One of the hallmark words for describing Peace Corps is ‘experience’. Part of the reason we do it is for the ‘experience’, but that word is rather nebulous. What exactly is meant by it? In an over-arching, yet still implicit, sense, it is that we learn and are learned from, share and are shared with, love and are loved by. In an explicit way, though, we have stories. As with anything that can be so searingly formative as Peace Corps service, we collect stories of various kinds. Often very small and insignificant alone, they are merely parts of the puzzle. Eventually they form a gestalt, a whole that is greater than the sum of its parts, for this service is indeed greater (for the Volunteer) than the collection of a few stories, but those tales provide the backdrop to what we all achieve. This ‘experience’ can entertain, it can inspire, it can educate, it can disgust, and it can surprise. That is because behind all of those emotions are the discreet stories we have of students discussing morality all the way to leeches crawling around the bathroom.
I’ve shared several of those stories here, but there are many that fell through the cracks. They may have been just passing moments or they may not have fit into a greater theme that I was trying to convey. I’d like to take a moment here to share a few of the things that I haven’t mentioned for one reason or another.

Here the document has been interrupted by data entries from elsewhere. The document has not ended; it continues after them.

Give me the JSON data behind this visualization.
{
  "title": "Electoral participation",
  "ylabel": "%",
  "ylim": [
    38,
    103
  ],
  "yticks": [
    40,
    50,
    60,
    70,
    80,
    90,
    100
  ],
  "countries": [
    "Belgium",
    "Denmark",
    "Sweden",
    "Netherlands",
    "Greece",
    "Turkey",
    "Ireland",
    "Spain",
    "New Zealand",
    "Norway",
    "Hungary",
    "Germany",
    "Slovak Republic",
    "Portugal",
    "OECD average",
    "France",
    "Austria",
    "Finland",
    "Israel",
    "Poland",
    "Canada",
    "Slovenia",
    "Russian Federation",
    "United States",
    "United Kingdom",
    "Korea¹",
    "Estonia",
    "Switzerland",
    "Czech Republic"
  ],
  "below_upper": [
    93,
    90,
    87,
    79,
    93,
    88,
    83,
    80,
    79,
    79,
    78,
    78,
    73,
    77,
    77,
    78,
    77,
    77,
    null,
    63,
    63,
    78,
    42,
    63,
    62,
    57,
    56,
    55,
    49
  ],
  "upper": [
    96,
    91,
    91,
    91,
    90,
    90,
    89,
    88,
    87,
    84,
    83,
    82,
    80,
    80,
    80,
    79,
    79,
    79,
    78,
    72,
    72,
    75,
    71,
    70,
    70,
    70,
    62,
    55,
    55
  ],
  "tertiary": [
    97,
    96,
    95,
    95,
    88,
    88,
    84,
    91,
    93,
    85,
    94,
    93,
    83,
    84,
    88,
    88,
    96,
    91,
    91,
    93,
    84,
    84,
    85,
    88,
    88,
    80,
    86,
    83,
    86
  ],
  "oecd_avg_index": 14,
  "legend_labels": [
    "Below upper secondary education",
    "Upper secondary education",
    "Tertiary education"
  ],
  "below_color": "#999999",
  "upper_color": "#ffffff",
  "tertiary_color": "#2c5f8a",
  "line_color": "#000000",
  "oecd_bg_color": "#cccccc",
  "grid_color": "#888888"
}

‘Patience is merely frustration with an unfortunate lack of appropriate weaponry.’
There are a few things that, traditionally, a Javanese man needs to be considered an adult. Things like a house, a horse (see: motorcycle), and a kris (wavy dagger for really gettin’ ceremonial). And a bird. It’s rather common to see a bird hanging outside an Indonesian household. It can be a sign of status. The brighter your bird is and the more it consistently pisses off your neighbors, the more expensive your bird must be. My host brother and host father decided to take this to the next level. It started last year with two birds living in a small cage outside my room. Keep in mind that my room is upstairs and I am the only one who resides there. Over the next few months, our bird total increased to four, then six, then eight. We currently have eleven birds residing in our house, the vast majority of which live right outside my room. While I was away for almost a week, a small aviary was constructed in the upstairs part of the house.
I was not asked about or informed of this project. It just happened. So now my new friends can not only screech to their hearts’ content right outside my bedroom door, they can also flutter about and slam into plastic mesh whenever the urge strikes them.
It is a constant struggle not to cut open that mesh and free both the birds and my god damn sanity.
I’ve heard from old soldiers that they can fall asleep anywhere at any time, a result of their war experience and general grizzledness. I think the same might go for Peace Corps Volunteers. Even amidst the buzz and commotion of a pub on Christmas, Sam still finds time for a bit of shut-eye.
Follow Your Nose!
A gift from one of my social studies classes. A fruit bird complete with star fruit wings and pineapple tail feathers.
Recently, my friend Jay and I had planned to climb the tallest mountain on Java, Semeru, during National Exams. We traveled for several hours out to the base camp, only to learn that it was still closed. Each year, they shut the trail down because rainy season weather makes it too dangerous and it gives the mountain ecosystem a chance to recover from dry season traffic. They pushed their opening date back a month, which left Jay and I in the lurch as far as ‘things to do’ is concerned. We decided to walk from the base of Semeru to Bromo Mountain, another active volcano further along in the same range. After a few hours of hoofing it, including an impromptu dance session in a small shelter to keep warm in the night rain, we reached a homestay to rest our heads.
That morning, we decided our plan of action would be, instead of walking in the valley to our destination, to climb the system of ridges that goes to same place, but looked more interesting. We knew there was no trail and there was some vegetation, so we’d be doing some bushwhacking…but our expectations were put to shame.
It took us a solid 3 hours to go a few kilometers, but it was incredibly satisfying to reach the top of the ridge where we could enjoy our feast.
We approached Bromo on foot from the back side, something rarely done, and appeared out of the mist to walk a knife’s edge along the gaping maw of the mountain.
About a year ago, my family had a treadmill installed in the middle of the house. I’m not exactly sure why, as no one uses it for its designed purpose. Fortunately, Gita has found the real Spirit of the Treadmill.
Living in a place like Indonesia, one learns different methods for killing mosquitoes. The particular technique depends upon the situation. This was a superb example of the Cloudburst technique, catching 3 of the fuckers in one clap.
What a Picture is Worth
Alright, so perhaps this wasn’t a collection of stories but rather a collection of pictures I wanted to share. The principle is the same, though. These bits and pieces drift together into a flotsam of unexpected sentimentality. Sometimes, when I’m feeling down about the macro effect of my service here, and the inescapable truth that I haven’t changed much of anything, I take it down to the micro. Look at the bits, and the whole because so much more clear.